La pièce, jugée blasphématoire aux yeux des intégristes catholiques, avait provoqué leur ire manifestée par de violentes perturbations des représentations.
Quatre années plus tard, c’est Aubervilliers qui reçoit le sulfureux auteur- metteur en scène argentin installé en France.
A l’époque ( Lulu de janvier 2011) j’avais jugé le spectacle plutôt inventif et inoffensif, soulignant déjà quelques longueurs et redondances.
Ce retour était attendu avec curiosité.
En dépit d’un titre alléchant « Et balancez mes cendres sur Mickey » ne tient pas les promesses du début de la représentation :
Trois comédiens,( deux hommes debout, une femme assise en fond de scène, une voiture garée sur le plateau) sont savamment reliés entre eux par des cordes entrelacées qui prendront feu tandis qu’ils nous décrivent un univers de commerces déshumanisés, aseptisés et « maquillés » où nous serons bientôt amenés à faire nos courses : magasins de chaussures ressemblant à des boutiques de C.D. ou parfumeries qui seraient telles des boulangeries. Absurdité comique d’une société de consommation poussée à son paroxysme, visant à provoquer la confusion chez le client déstabilisé.
Le deuxième tableau ne manque d’humour non plus : une séance de plaisir masculin solitaire, le sexe de l’homme n’étant que le bras dénudé de la femme glissé entre les jambes de pantalon du monsieur. Puis la main de la dame, pouce déplié, devenu l’ astucieux support 'une tablette, sortie d’un sac pour égrener une musique synthétique facilitatrice d’aboutissement.
Incongrue et cocasse scène de désert affectif.
Bien plus poussifs, reprenant aussi des épisodes déjà très présents dans son précédent spectacle, on n’échappe pas à la reprise de passages où les comédiens entièrement nus s’enduisent de miel, y collent des tranches de pain de mie ou se vautrent dans des plumes.

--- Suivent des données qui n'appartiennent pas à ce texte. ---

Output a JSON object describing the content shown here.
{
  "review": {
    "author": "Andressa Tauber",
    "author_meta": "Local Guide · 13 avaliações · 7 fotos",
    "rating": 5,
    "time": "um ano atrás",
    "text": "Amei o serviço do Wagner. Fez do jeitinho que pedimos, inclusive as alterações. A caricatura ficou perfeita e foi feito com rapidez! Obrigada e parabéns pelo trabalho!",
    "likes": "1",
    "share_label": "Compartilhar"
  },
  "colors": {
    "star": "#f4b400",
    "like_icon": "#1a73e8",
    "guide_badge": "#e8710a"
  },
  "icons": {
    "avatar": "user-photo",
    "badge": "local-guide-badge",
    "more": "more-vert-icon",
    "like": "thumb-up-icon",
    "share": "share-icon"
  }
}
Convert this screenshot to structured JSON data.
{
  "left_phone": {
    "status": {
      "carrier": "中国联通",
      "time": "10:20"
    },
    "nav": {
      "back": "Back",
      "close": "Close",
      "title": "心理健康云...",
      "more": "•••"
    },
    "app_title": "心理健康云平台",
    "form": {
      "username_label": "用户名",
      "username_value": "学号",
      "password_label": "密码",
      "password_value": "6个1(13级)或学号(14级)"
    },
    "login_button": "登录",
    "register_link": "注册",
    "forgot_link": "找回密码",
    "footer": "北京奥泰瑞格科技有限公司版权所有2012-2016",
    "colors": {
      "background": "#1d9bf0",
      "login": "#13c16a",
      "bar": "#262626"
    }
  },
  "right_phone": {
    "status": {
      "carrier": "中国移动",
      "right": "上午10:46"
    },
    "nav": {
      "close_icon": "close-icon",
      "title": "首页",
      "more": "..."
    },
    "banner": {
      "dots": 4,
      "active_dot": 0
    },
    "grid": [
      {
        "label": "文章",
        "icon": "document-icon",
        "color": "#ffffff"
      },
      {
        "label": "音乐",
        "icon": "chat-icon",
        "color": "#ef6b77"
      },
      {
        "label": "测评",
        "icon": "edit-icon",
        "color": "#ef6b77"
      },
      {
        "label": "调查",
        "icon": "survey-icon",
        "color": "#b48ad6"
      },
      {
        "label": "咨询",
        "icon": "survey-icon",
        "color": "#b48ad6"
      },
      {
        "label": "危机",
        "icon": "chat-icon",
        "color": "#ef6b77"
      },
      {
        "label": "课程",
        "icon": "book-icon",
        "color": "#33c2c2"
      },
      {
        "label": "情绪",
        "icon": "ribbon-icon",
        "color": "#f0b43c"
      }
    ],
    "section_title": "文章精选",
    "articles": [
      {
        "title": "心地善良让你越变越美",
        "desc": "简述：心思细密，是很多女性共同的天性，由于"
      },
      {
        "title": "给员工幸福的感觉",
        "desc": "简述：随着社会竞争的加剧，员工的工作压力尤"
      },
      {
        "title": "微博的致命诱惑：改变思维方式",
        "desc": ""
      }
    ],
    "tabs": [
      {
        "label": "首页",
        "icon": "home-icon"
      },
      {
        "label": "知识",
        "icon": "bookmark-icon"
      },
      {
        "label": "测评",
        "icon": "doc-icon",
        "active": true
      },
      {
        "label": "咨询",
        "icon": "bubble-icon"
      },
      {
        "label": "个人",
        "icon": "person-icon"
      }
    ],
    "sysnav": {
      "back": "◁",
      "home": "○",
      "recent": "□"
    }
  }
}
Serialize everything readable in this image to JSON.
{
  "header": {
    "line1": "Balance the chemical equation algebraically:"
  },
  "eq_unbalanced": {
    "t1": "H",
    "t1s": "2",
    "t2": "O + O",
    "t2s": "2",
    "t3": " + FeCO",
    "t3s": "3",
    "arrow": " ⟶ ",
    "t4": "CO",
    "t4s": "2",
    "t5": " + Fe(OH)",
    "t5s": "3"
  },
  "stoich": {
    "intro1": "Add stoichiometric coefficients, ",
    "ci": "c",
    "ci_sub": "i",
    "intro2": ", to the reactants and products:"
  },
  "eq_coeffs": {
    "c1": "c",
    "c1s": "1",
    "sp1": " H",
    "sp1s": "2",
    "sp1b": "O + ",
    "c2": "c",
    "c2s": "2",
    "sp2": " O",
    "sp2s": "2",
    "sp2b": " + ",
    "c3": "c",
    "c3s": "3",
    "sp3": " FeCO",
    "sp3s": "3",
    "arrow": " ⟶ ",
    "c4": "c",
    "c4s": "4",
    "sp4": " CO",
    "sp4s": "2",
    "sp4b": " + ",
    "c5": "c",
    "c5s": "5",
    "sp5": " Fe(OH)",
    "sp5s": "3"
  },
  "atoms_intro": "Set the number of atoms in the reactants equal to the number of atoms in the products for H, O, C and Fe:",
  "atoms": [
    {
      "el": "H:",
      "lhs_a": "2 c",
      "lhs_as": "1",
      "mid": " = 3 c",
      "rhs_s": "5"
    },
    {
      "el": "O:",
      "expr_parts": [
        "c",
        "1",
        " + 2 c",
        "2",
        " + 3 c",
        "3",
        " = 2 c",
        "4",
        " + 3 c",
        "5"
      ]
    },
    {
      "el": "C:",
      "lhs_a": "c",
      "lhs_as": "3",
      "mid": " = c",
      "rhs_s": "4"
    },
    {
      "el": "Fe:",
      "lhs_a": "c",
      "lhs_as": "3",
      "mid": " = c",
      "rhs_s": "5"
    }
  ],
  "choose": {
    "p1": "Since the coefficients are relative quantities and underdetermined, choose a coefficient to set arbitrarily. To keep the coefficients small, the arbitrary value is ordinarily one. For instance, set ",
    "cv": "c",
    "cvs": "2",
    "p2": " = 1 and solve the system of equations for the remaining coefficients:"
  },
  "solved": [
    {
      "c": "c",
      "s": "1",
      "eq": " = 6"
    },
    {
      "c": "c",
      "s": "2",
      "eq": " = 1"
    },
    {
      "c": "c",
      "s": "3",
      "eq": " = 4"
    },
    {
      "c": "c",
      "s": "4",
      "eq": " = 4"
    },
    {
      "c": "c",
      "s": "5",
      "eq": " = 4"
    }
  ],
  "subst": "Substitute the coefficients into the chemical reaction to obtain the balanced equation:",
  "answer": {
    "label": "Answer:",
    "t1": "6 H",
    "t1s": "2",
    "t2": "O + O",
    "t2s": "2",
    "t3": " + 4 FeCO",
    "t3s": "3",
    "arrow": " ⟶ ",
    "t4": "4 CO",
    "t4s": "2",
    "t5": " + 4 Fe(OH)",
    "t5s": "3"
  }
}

Aussi répétitives les scènes d’immersion dans la piscine de peinture blanche suivies de sauts, trébuchements, chutes , et éclaboussure du public.
Plus dérangeante le passage de l’aquarium avec la fausse noyade à répétition de deux souris blanches repêchées dans une passoire.
Qualifié d’artiste « radical » Rodrigo Garcia tente ainsi nous faire prendre conscience de l’inéluctable chute de notre société, de nos solitudes, de la fin d’un monde occidental décadent et perverti.
Simultanément énoncé et projeté sur écran géant, le propos de l’auteur, terriblement bavard, se perd vite en discours fumeux, prétendument philosophique, et prétentieux.
Bientôt les images-choc qui l’illustrent ne parviennent plus à dissiper l’ennui qui s’en dégage.
Il y a comme du Trissotin contemporain chez Rodrigo Garcia.
Le talent de ses nombreux compatriotes argentins ont tôt fait de l’éclipser.